Penser à Memphis avait le don de la plonger dans des états insondables. Exaspérée, elle donna un violent coup d’accélérateur et ses pneus crissèrent alors qu’elle s’engageait sur la chaussée. La tête ailleurs, elle ne prêtait qu’une attention distraite à la rue envahie par les touristes qui traversaient massivement pour aller se distraire sur Lower Broad. Elle finit par perdre patience et coupa par Union Street, arrivant à vive allure sur Fifth Avenue, enfermant Memphis dans l’oubli où il aurait dû rester muré. Elle ne pouvait pas continuer ainsi, mais ne savait pas quoi faire pour que cela s’arrête. Elle ne voulait pas de lui. C’était tout ce qui aurait dû compter. Et pourtant, il venait se faufiler dans ses pensées aux moments où elle s’y attendait le moins.
Comme maintenant, par exemple.
Si seulement elle avait pu aborder la question avec Sam ! Mais son amie considérait déjà qu’elle était en infraction par rapport à son propre code moral. Elles avaient assidûment évité le sujet depuis que Sam l’avait étrillée sans merci, l’accusant d’avoir « dragué » Memphis au beau milieu d’une autopsie. Taylor avait le feu aux joues au souvenir de leur dispute. Si elle avait flirté avec cet homme, elle ne l’avait pas fait de façon consciente. Et elle était blessée que Sam l’ait interprété comme une action délibérée de sa part. Mais à présent que Memphis lui avait exprimé en termes clairs ce qu’il ressentait et que baiser il y avait eu, même fugitif, elle ne savait comment mettre ses émotions en mots pour en parler à sa meilleure amie.

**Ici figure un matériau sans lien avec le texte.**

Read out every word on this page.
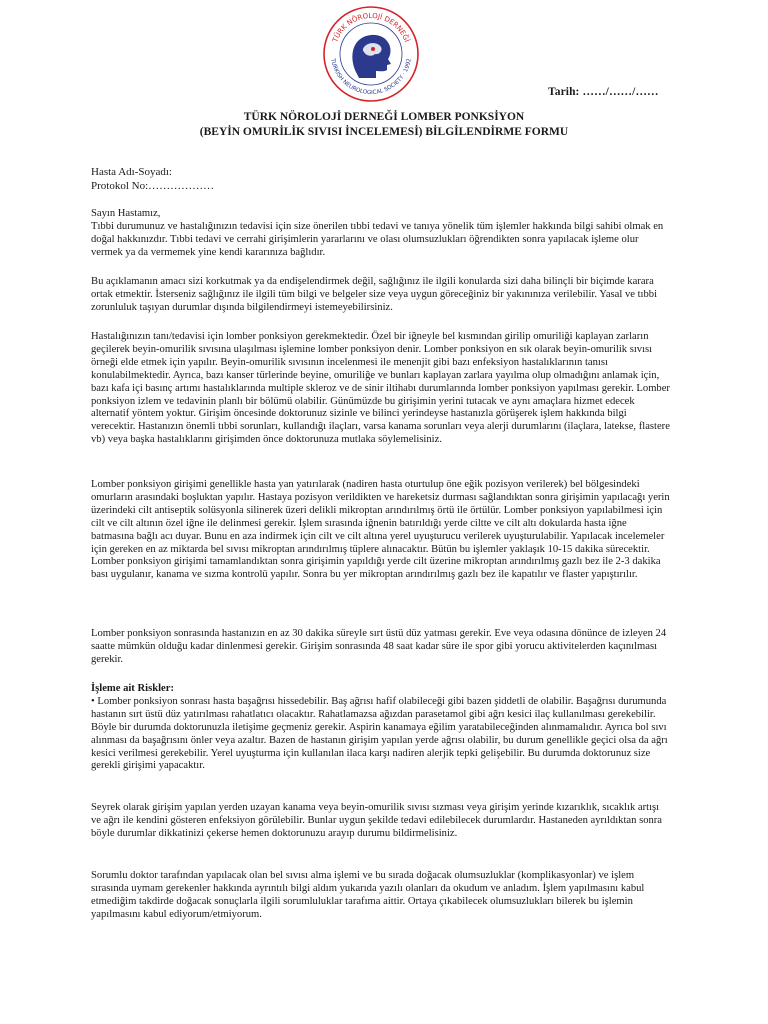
TÜRK NÖROLOJİ DERNEĞİ
TURKISH NEUROLOGICAL SOCIETY · 1992
Tarih: ……/……/……
TÜRK NÖROLOJİ DERNEĞİ LOMBER PONKSİYON
(BEYİN OMURİLİK SIVISI İNCELEMESİ) BİLGİLENDİRME FORMU
Hasta Adı-Soyadı:
Protokol No:………………

Sayın Hastamız,

Tıbbi durumunuz ve hastalığınızın tedavisi için size önerilen tıbbi tedavi ve tanıya yönelik tüm işlemler hakkında bilgi sahibi olmak en doğal hakkınızdır. Tıbbi tedavi ve cerrahi girişimlerin yararlarını ve olası olumsuzlukları öğrendikten sonra yapılacak işleme olur vermek ya da vermemek yine kendi kararınıza bağlıdır.

Bu açıklamanın amacı sizi korkutmak ya da endişelendirmek değil, sağlığınız ile ilgili konularda sizi daha bilinçli bir biçimde karara ortak etmektir. İsterseniz sağlığınız ile ilgili tüm bilgi ve belgeler size veya uygun göreceğiniz bir yakınınıza verilebilir. Yasal ve tıbbi zorunluluk taşıyan durumlar dışında bilgilendirmeyi istemeyebilirsiniz.
Hastalığınızın tanı/tedavisi için lomber ponksiyon gerekmektedir. Özel bir iğneyle bel kısmından girilip omuriliği kaplayan zarların geçilerek beyin-omurilik sıvısına ulaşılması işlemine lomber ponksiyon denir. Lomber ponksiyon en sık olarak beyin-omurilik sıvısı örneği elde etmek için yapılır. Beyin-omurilik sıvısının incelenmesi ile menenjit gibi bazı enfeksiyon hastalıklarının tanısı konulabilmektedir. Ayrıca, bazı kanser türlerinde beyine, omuriliğe ve bunları kaplayan zarlara yayılma olup olmadığını anlamak için, bazı kafa içi basınç artımı hastalıklarında multiple skleroz ve de sinir iltihabı durumlarında lomber ponksiyon yapılması gerekir. Lomber ponksiyon izlem ve tedavinin planlı bir bölümü olabilir. Günümüzde bu girişimin yerini tutacak ve aynı amaçlara hizmet edecek alternatif yöntem yoktur. Girişim öncesinde doktorunuz sizinle ve bilinci yerindeyse hastanızla görüşerek işlem hakkında bilgi verecektir. Hastanızın önemli tıbbi sorunları, kullandığı ilaçları, varsa kanama sorunları veya alerji durumlarını (ilaçlara, latekse, flastere vb) veya başka hastalıklarını girişimden önce doktorunuza mutlaka söylemelisiniz.
Lomber ponksiyon girişimi genellikle hasta yan yatırılarak (nadiren hasta oturtulup öne eğik pozisyon verilerek) bel bölgesindeki omurların arasındaki boşluktan yapılır. Hastaya pozisyon verildikten ve hareketsiz durması sağlandıktan sonra girişimin yapılacağı yerin üzerindeki cilt antiseptik solüsyonla silinerek üzeri delikli mikroptan arındırılmış örtü ile örtülür. Lomber ponksiyon yapılabilmesi için cilt ve cilt altının özel iğne ile delinmesi gerekir. İşlem sırasında iğnenin batırıldığı yerde ciltte ve cilt altı dokularda hasta iğne batmasına bağlı acı duyar. Bunu en aza indirmek için cilt ve cilt altına yerel uyuşturucu verilerek uyuşturulabilir. Yapılacak incelemeler için gereken en az miktarda bel sıvısı mikroptan arındırılmış tüplere alınacaktır. Bütün bu işlemler yaklaşık 10-15 dakika sürecektir. Lomber ponksiyon girişimi tamamlandıktan sonra girişimin yapıldığı yerde cilt üzerine mikroptan arındırılmış gazlı bez ile 2-3 dakika bası uygulanır, kanama ve sızma kontrolü yapılır. Sonra bu yer mikroptan arındırılmış gazlı bez ile kapatılır ve flaster yapıştırılır.
Lomber ponksiyon sonrasında hastanızın en az 30 dakika süreyle sırt üstü düz yatması gerekir. Eve veya odasına dönünce de izleyen 24 saatte mümkün olduğu kadar dinlenmesi gerekir. Girişim sonrasında 48 saat kadar süre ile spor gibi yorucu aktivitelerden kaçınılması gerekir.

İşleme ait Riskler:

• Lomber ponksiyon sonrası hasta başağrısı hissedebilir. Baş ağrısı hafif olabileceği gibi bazen şiddetli de olabilir. Başağrısı durumunda hastanın sırt üstü düz yatırılması rahatlatıcı olacaktır. Rahatlamazsa ağızdan parasetamol gibi ağrı kesici ilaç kullanılması gerekebilir. Böyle bir durumda doktorunuzla iletişime geçmeniz gerekir. Aspirin kanamaya eğilim yaratabileceğinden alınmamalıdır. Ayrıca bol sıvı alınması da başağrısını önler veya azaltır. Bazen de hastanın girişim yapılan yerde ağrısı olabilir, bu durum genellikle geçici olsa da ağrı kesici verilmesi gerekebilir. Yerel uyuşturma için kullanılan ilaca karşı nadiren alerjik tepki gelişebilir. Bu durumda doktorunuz size gerekli girişimi yapacaktır.

Seyrek olarak girişim yapılan yerden uzayan kanama veya beyin-omurilik sıvısı sızması veya girişim yerinde kızarıklık, sıcaklık artışı ve ağrı ile kendini gösteren enfeksiyon görülebilir. Bunlar uygun şekilde tedavi edilebilecek durumlardır. Hastaneden ayrıldıktan sonra böyle durumlar dikkatinizi çekerse hemen doktorunuzu arayıp durumu bildirmelisiniz.
Sorumlu doktor tarafından yapılacak olan bel sıvısı alma işlemi ve bu sırada doğacak olumsuzluklar (komplikasyonlar) ve işlem sırasında uymam gerekenler hakkında ayrıntılı bilgi aldım yukarıda yazılı olanları da okudum ve anladım. İşlem yapılmasını kabul etmediğim takdirde doğacak sonuçlarla ilgili sorumluluklar tarafıma aittir. Ortaya çıkabilecek olumsuzlukları bilerek bu işlemin yapılmasını kabul ediyorum/etmiyorum.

Enceinte, Sam se replierait sur sa grossesse, sur sa famille. Ce serait absurde de la déloger de sa bulle pour de petites complications sentimentales sans importance. Taylor se sentit soudain isolée — seule, pour la première fois depuis des années. Il fallait reconnaître qu’elle n’avait pas beaucoup d’amies proches. Et personne avec qui partager ses soucis de cœur, en tout cas.
Repoussant son dilemme d’un haussement d’épaules, elle trancha en se jugeant chanceuse d’attirer deux hommes à la fois. John était le meilleur des deux, celui qu’elle voulait pour toujours. Et elle n’avait aucune intention de mettre leur relation en danger à cause d’un sujet de Sa Majesté temporairement entiché de sa personne.
Penser à d’autres hommes la conduisait invariablement à Fitz et elle prit note mentalement de rappeler l’antenne locale du FBI en Caroline du Nord. Elle trouverait forcément quelqu’un, là-bas, qui accepterait d’écouter sa version de l’histoire, de mettre la pression sur la garde côtière, de lancer des recherches dans les différentes villes portuaires. Quelqu’un qui serait disposé à l’aider à retrouver son vieil ami et ex-second. Sa pression artérielle monta en flèche lorsqu’elle imagina Fitz entre les mains du Prétendant. La colère qui gronda en elle lui fit du bien. Il était infiniment plus important de se préoccuper de Fitz que de se torturer inutilement l’esprit au sujet de Memphis.
Elle passa en voiture devant le siège de Channel Five et se demanda ce qu’ils mijotaient aujourd’hui. Le « Massacre de Green Hills » était le terme qu’ils avaient trouvé, aux infos du matin, alors qu’ils diffusaient des extraits de sa conférence de presse.
Elle ne se rappelait pas s’être jamais sentie aussi pressée d’avancer sur une enquête.